Firefighters must be aware of the different nozzles available for their truck to make sure they have the proper equipment for the types of calls they respond to. Each nozzle has threads that connect it to the hose, and not all hoses have the same size thread.
Nozzles can produce a range of spray patterns, from straight streams to dense fog, depending on the needs of a situation. Some nozzles are approved to disperse foam as well as water and can be used for direct attack or mop-up operations.
The nozzle must be able to agitate the foam solution and air together to create finished foam. Foam suppresses a fire by reducing its surface area, which deprives it of oxygen. Some nozzles are designed to provide high expansion for greater bubble surface area, while others produce smaller bubbles that can more easily reach a flame. Fire Product Search offers a wide variety of NFPA-compliant foam and water nozzles.
Automatic Spray Nozzles
In some embodiments, a spray applicator comprises a housing that holds a tank and at least one rapidly actuating automatic spray nozzle. The spray applicator further comprises a programmable spray module in electrical communication with the at least one nozzle. The nozzles may be fluidly connected to the tank via conduits that pass through the housing via an orifice.

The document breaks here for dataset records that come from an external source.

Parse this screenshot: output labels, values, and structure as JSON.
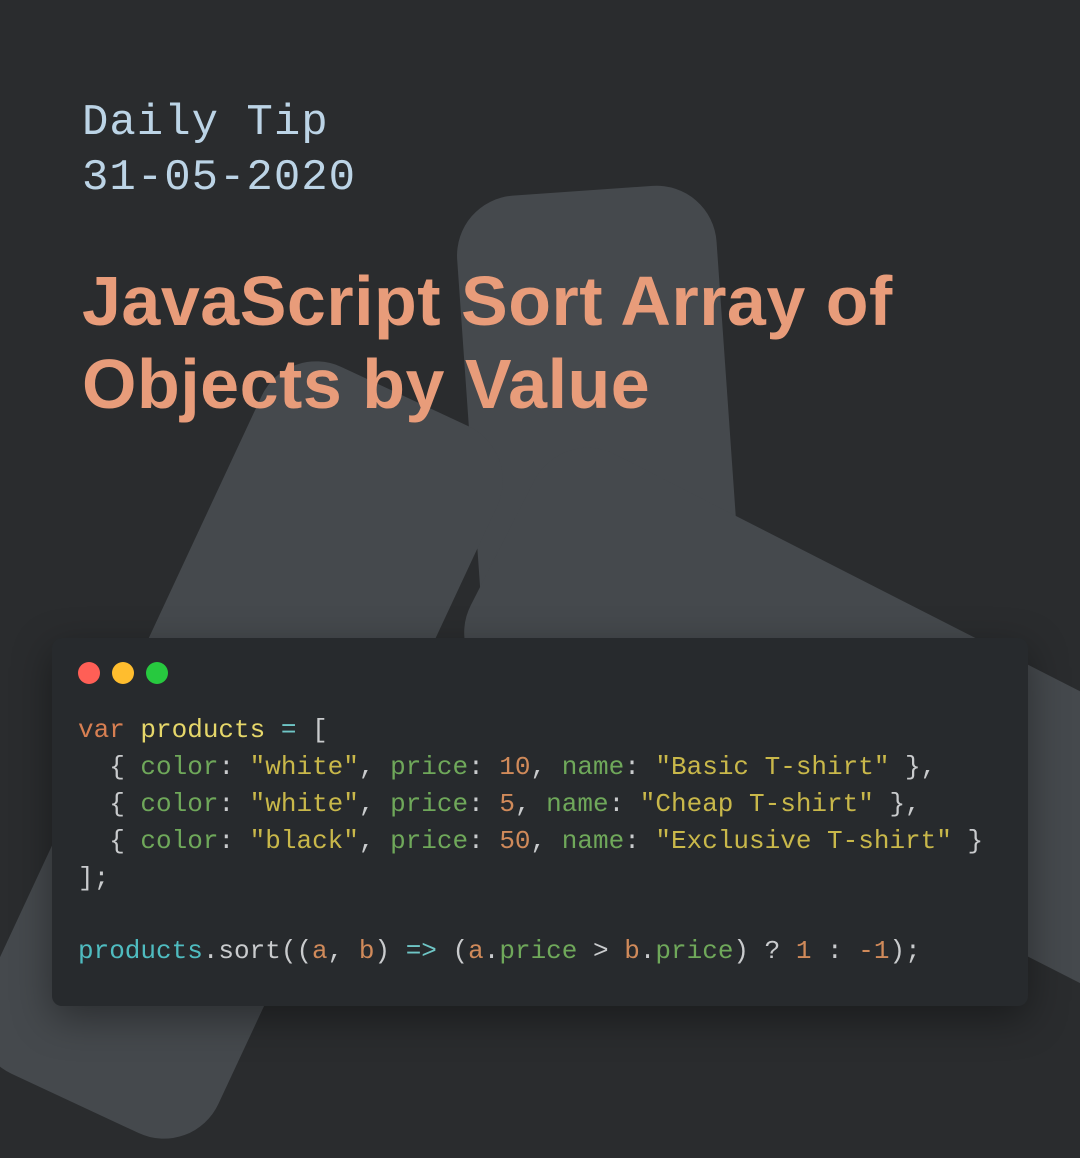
{
  "header": {
    "label": "Daily Tip",
    "date": "31-05-2020"
  },
  "headline": "JavaScript Sort Array of Objects by Value",
  "code": {
    "traffic": [
      "red",
      "yellow",
      "green"
    ],
    "lines": [
      {
        "tokens": [
          {
            "t": "var",
            "c": "tok-kw"
          },
          {
            "t": " ",
            "c": ""
          },
          {
            "t": "products",
            "c": "tok-var"
          },
          {
            "t": " ",
            "c": ""
          },
          {
            "t": "=",
            "c": "tok-op"
          },
          {
            "t": " [",
            "c": "tok-punc"
          }
        ]
      },
      {
        "tokens": [
          {
            "t": "  { ",
            "c": "tok-punc"
          },
          {
            "t": "color",
            "c": "tok-key"
          },
          {
            "t": ": ",
            "c": "tok-punc"
          },
          {
            "t": "\"white\"",
            "c": "tok-str"
          },
          {
            "t": ", ",
            "c": "tok-punc"
          },
          {
            "t": "price",
            "c": "tok-key"
          },
          {
            "t": ": ",
            "c": "tok-punc"
          },
          {
            "t": "10",
            "c": "tok-num"
          },
          {
            "t": ", ",
            "c": "tok-punc"
          },
          {
            "t": "name",
            "c": "tok-key"
          },
          {
            "t": ": ",
            "c": "tok-punc"
          },
          {
            "t": "\"Basic T-shirt\"",
            "c": "tok-str"
          },
          {
            "t": " },",
            "c": "tok-punc"
          }
        ]
      },
      {
        "tokens": [
          {
            "t": "  { ",
            "c": "tok-punc"
          },
          {
            "t": "color",
            "c": "tok-key"
          },
          {
            "t": ": ",
            "c": "tok-punc"
          },
          {
            "t": "\"white\"",
            "c": "tok-str"
          },
          {
            "t": ", ",
            "c": "tok-punc"
          },
          {
            "t": "price",
            "c": "tok-key"
          },
          {
            "t": ": ",
            "c": "tok-punc"
          },
          {
            "t": "5",
            "c": "tok-num"
          },
          {
            "t": ", ",
            "c": "tok-punc"
          },
          {
            "t": "name",
            "c": "tok-key"
          },
          {
            "t": ": ",
            "c": "tok-punc"
          },
          {
            "t": "\"Cheap T-shirt\"",
            "c": "tok-str"
          },
          {
            "t": " },",
            "c": "tok-punc"
          }
        ]
      },
      {
        "tokens": [
          {
            "t": "  { ",
            "c": "tok-punc"
          },
          {
            "t": "color",
            "c": "tok-key"
          },
          {
            "t": ": ",
            "c": "tok-punc"
          },
          {
            "t": "\"black\"",
            "c": "tok-str"
          },
          {
            "t": ", ",
            "c": "tok-punc"
          },
          {
            "t": "price",
            "c": "tok-key"
          },
          {
            "t": ": ",
            "c": "tok-punc"
          },
          {
            "t": "50",
            "c": "tok-num"
          },
          {
            "t": ", ",
            "c": "tok-punc"
          },
          {
            "t": "name",
            "c": "tok-key"
          },
          {
            "t": ": ",
            "c": "tok-punc"
          },
          {
            "t": "\"Exclusive T-shirt\"",
            "c": "tok-str"
          },
          {
            "t": " }",
            "c": "tok-punc"
          }
        ]
      },
      {
        "tokens": [
          {
            "t": "];",
            "c": "tok-punc"
          }
        ]
      },
      {
        "tokens": [
          {
            "t": " ",
            "c": ""
          }
        ]
      },
      {
        "tokens": [
          {
            "t": "products",
            "c": "tok-call"
          },
          {
            "t": ".sort((",
            "c": "tok-punc"
          },
          {
            "t": "a",
            "c": "tok-param"
          },
          {
            "t": ", ",
            "c": "tok-punc"
          },
          {
            "t": "b",
            "c": "tok-param"
          },
          {
            "t": ") ",
            "c": "tok-punc"
          },
          {
            "t": "=>",
            "c": "tok-op"
          },
          {
            "t": " (",
            "c": "tok-punc"
          },
          {
            "t": "a",
            "c": "tok-param"
          },
          {
            "t": ".",
            "c": "tok-punc"
          },
          {
            "t": "price",
            "c": "tok-prop"
          },
          {
            "t": " > ",
            "c": "tok-punc"
          },
          {
            "t": "b",
            "c": "tok-param"
          },
          {
            "t": ".",
            "c": "tok-punc"
          },
          {
            "t": "price",
            "c": "tok-prop"
          },
          {
            "t": ") ? ",
            "c": "tok-punc"
          },
          {
            "t": "1",
            "c": "tok-num"
          },
          {
            "t": " : ",
            "c": "tok-punc"
          },
          {
            "t": "-1",
            "c": "tok-num"
          },
          {
            "t": ");",
            "c": "tok-punc"
          }
        ]
      }
    ]
  }
}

The nozzles can disperse either water or fire-retardant foam media, depending on the type of fire. They have a relatively large waterway that makes clogging due to foreign material unlikely, and they can spray continuously, which helps reduce the number of cycles required for a fire to extinguish.
Choose from a wide variety of fire fighting hose nozzles to suit your wildland application. With a choice of nozzles that offer everything from straight stream to fog patterns and adjustable gallonage, Akron Brass has you covered!